Time series of levels of media coverage were generated by applying kernel density estimation at a range of bandwidths (using linear and exponential kernels at bandwidths of 1, 10, 25, 50 and 100 days) to daily counts of online news articles featuring pollution and air quality issues over the period 01.01.2013 – 9.04. 2014.
Predictive model accuracies were compared following integration of these time series of media coverage levels as an additional predictor.
Results Of the predictive models tested, random forests parameterized provided optimal results for air-quality predictors. When predicting daily respiratory admissions, the model’s accuracy was 19.90% better than simply predicting mean daily admissions, with an average root mean square error (RMSE) of 7.5031. However, on introduction of the media-coverage variable, RMSE was reduced to 7.3210, representing a 21.85% improvement over mean prediction.

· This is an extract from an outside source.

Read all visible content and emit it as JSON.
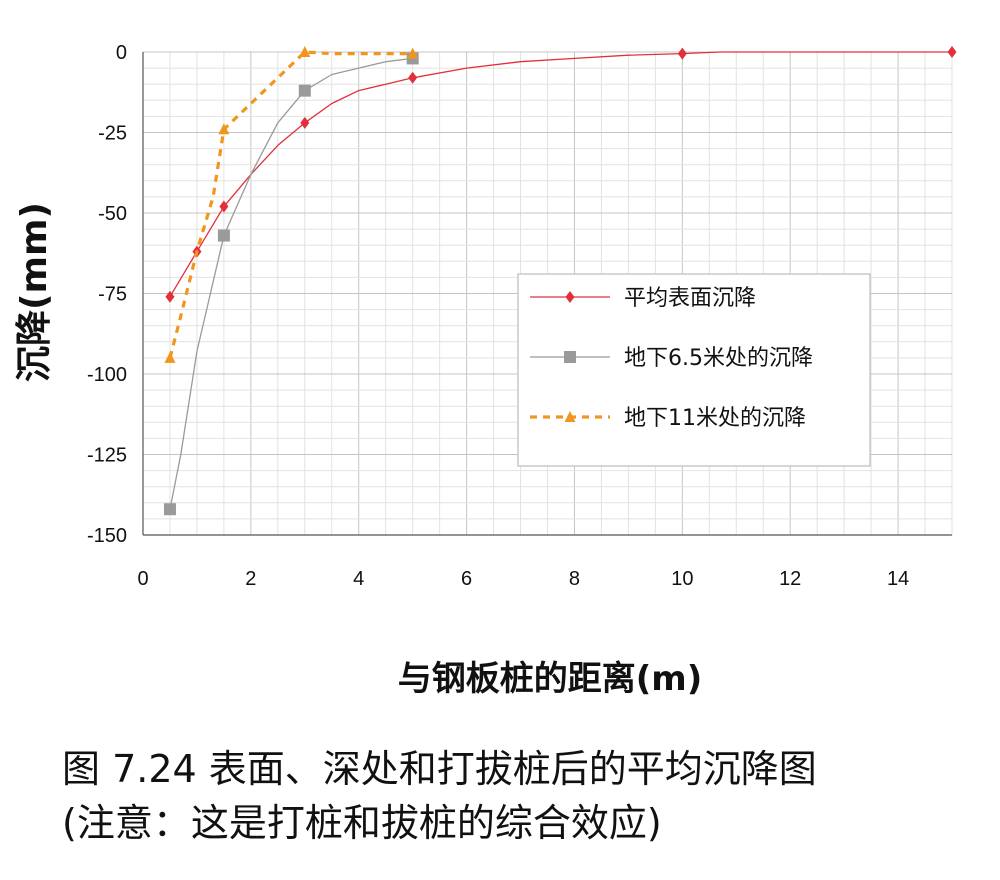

While this reflected a slight improvement in admissions forecasting, a corrected t-test suggested these differences were not statistically significant, with a p-value of 0.0633.
Conclusion Initial results indicate that consideration of media coverage may offer minor improvements in predicting respiratory admissions, but this effect was not statistically significant. While such a relationship requires further investigation, models informed by media coverage cannot currently be considered to be accurate enough for use in a practical setting. Better media data collection may improve prediction accuracy.